When you program in Java you're not telling the computer straight what to do, you're telling the JVM (Java Virtual Machine) what you would want it to do. And it will do that, but in a more efficient manner. Your code isn't exact detailed instructions, in that case you'd only need a compiler like in C and C++, the JVM takes your code as a specification list for what it's supposed to optimise and then do. This is what's happening here. Java sees that you're pushing strings into two different buffer streams. The most efficient way of doing this is by buffering all the strings you want the streams to output and then output it. This happen one stream at the time, essentially transforming your code do something like this (beware: pseudo code):
for(int i = 0; i < 5; i++) { out.add(); err.add();}out.flush();err.flush();Because this is more efficient, this is what the JVM will do instead. Adding the .flush() in the loop will signal to the JVM that a flush needs to be done in each loop, which can't be improved with the above method. But if you for the sake of explaining how this works would have left out the loop, the JVM will reorder your code to have the printing done last, because this is more efficient.
System.out.println("out");System.out.flush();System.err.println("err");System.err.flush();System.out.println("out");System.out.flush();System.err.println("err");System.err.flush();This code will always be re-organized to something like this:
System.out.println("out");*System.err.println("err");*System.out.println("out");*System.err.println("err");*System.out.flush();System.err.flush();Because buffering many buffers only to flush them right after takes a lot more time than to buffer all the code to be buffered and then flush it all at the same time.
How to solve it
This is where code-design and architecture might come into play; you kinda don't solve this. To work around this, you have to make it more efficient to buffer print/flush, buffer print/flush than buffer all then flush. This will most likely be luring you into bad design. If it is important to you how to output it orderly, I suggest you try a different approach. For-looping with .flush() is one way to hack it, but you're still hacking the JVM's feature to re-arrange and optimize your code for you.
* I can't verify that the buffer you added to first always will print first, but it most likely will.
If you are using the Eclipse console, there seem to be two different phenomena at work:
One, as described by @Gemtastic, is the JVMs handling of the streams and the other is the way Eclipse reads these streams, as mentioned by @DraganBozanovic. Since I'm using Eclipse, the elegant flush()-solution posted by @BillK, which only addresses the JVM-issue, is not sufficient.

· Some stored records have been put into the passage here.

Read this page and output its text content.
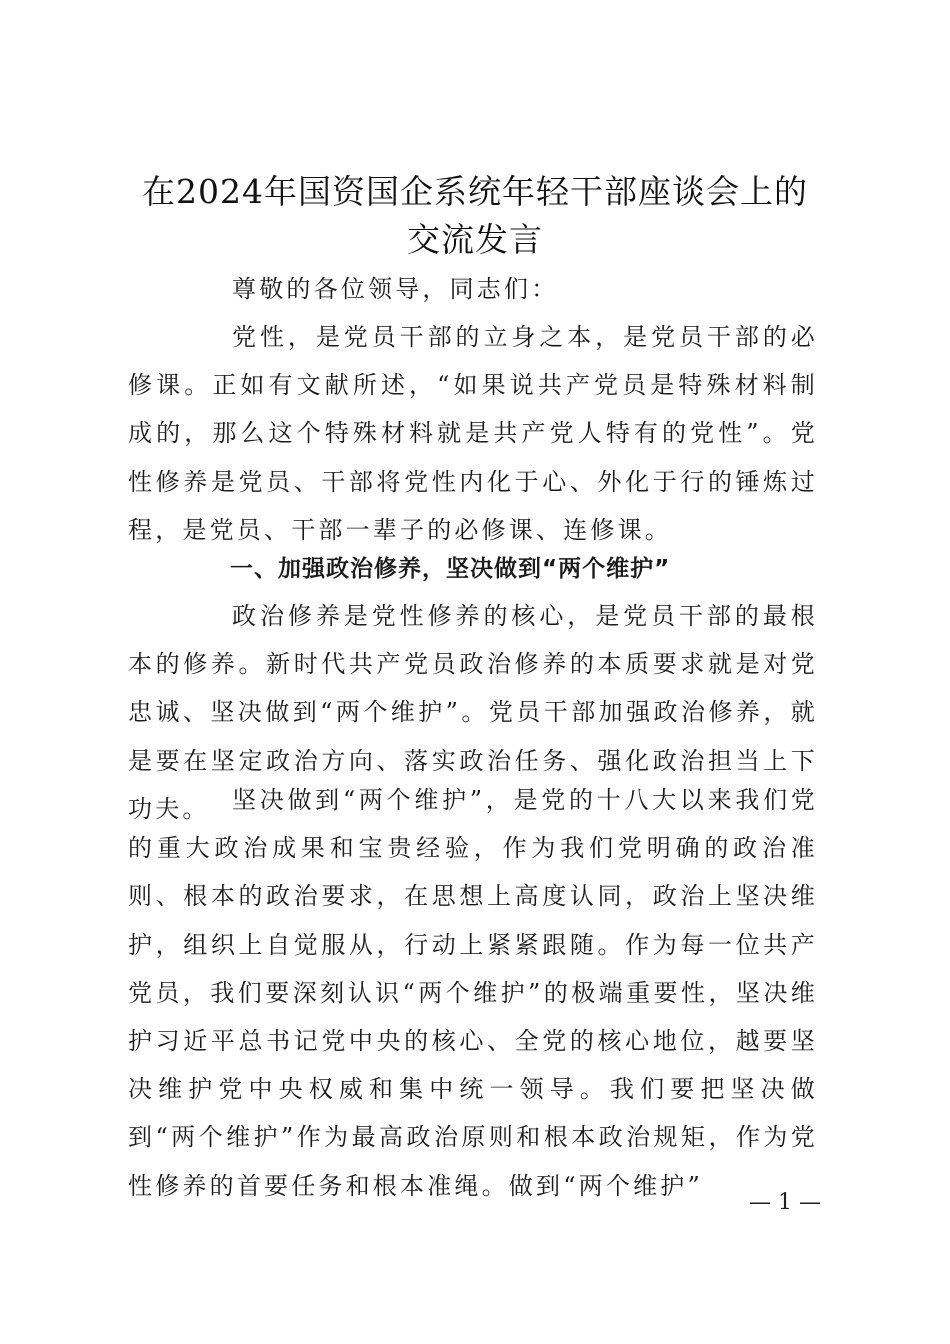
在2024年国资国企系统年轻干部座谈会上的
交流发言

尊敬的各位领导，同志们：

党性，是党员干部的立身之本，是党员干部的必修课。正如有文献所述，“如果说共产党员是特殊材料制成的，那么这个特殊材料就是共产党人特有的党性”。党性修养是党员、干部将党性内化于心、外化于行的锤炼过程，是党员、干部一辈子的必修课、连修课。

一、加强政治修养，坚决做到“两个维护”

政治修养是党性修养的核心，是党员干部的最根本的修养。新时代共产党员政治修养的本质要求就是对党忠诚、坚决做到“两个维护”。党员干部加强政治修养，就是要在坚定政治方向、落实政治任务、强化政治担当上下功夫。 坚决做到“两个维护”，是党的十八大以来我们党的重大政治成果和宝贵经验，作为我们党明确的政治准则、根本的政治要求，在思想上高度认同，政治上坚决维护，组织上自觉服从，行动上紧紧跟随。作为每一位共产党员，我们要深刻认识“两个维护”的极端重要性，坚决维护习近平总书记党中央的核心、全党的核心地位，越要坚决维护党中央权威和集中统一领导。我们要把坚决做到“两个维护”作为最高政治原则和根本政治规矩，作为党性修养的首要任务和根本准绳。做到“两个维护”

— 1 —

I ended up writing myself a helper-class called EclipseTools with the following content (and the required package declaration and imports). It's a bit of a hack but fixes both issues:
public class EclipseTools { private static List<OutputStream> streams = null; private static OutputStream lastStream = null; private static class FixedStream extends OutputStream { private final OutputStream target; public FixedStream(OutputStream originalStream) { target = originalStream; streams.add(this); } @Override public void write(int b) throws IOException { if (lastStream!=this) swap(); target.write(b); } @Override public void write(byte[] b) throws IOException { if (lastStream!=this) swap(); target.write(b); } @Override public void write(byte[] b, int off, int len) throws IOException { if (lastStream!=this) swap(); target.write(b, off, len); } private void swap() throws IOException { if (lastStream!=null) { lastStream.flush(); try { Thread.sleep(200); } catch (InterruptedException e) {} } lastStream = this; } @Override public void close() throws IOException { target.close(); } @Override public void flush() throws IOException { target.flush(); } } /** * Inserts a 200ms delay into the System.err or System.out OutputStreams * every time the output switches from one to the other. This prevents * the Eclipse console from showing the output of the two streams out of * order. This function only needs to be called once. */ public static void fixConsole() { if (streams!=null) return; streams = new ArrayList<OutputStream>(); System.setErr(new PrintStream(new FixedStream(System.err))); System.setOut(new PrintStream(new FixedStream(System.out))); }}To use, just call EclipseTools.fixConsole() once in the beginning of your code.
Basically, this replaces the two streams System.err and System.out with a custom set of streams that simply forward their data to the original streams, but keep track of which stream was written to last. If the stream that is written to changes, for example a System.err.something(...) followed by a System.out.something(...), it flushes the output of the last stream and waits for 200ms to give the Eclipse console time to complete printing it.
Note: The 200ms are just a rough initial value. If this code reduces, but does not eliminate the problem for you, increase the delay in Thread.sleep from 200 to something higher until it works. Alternatively, if this delay works but impacts performance of your code (if you alternate streams often), you can try reducing it gradually until you start getting errors.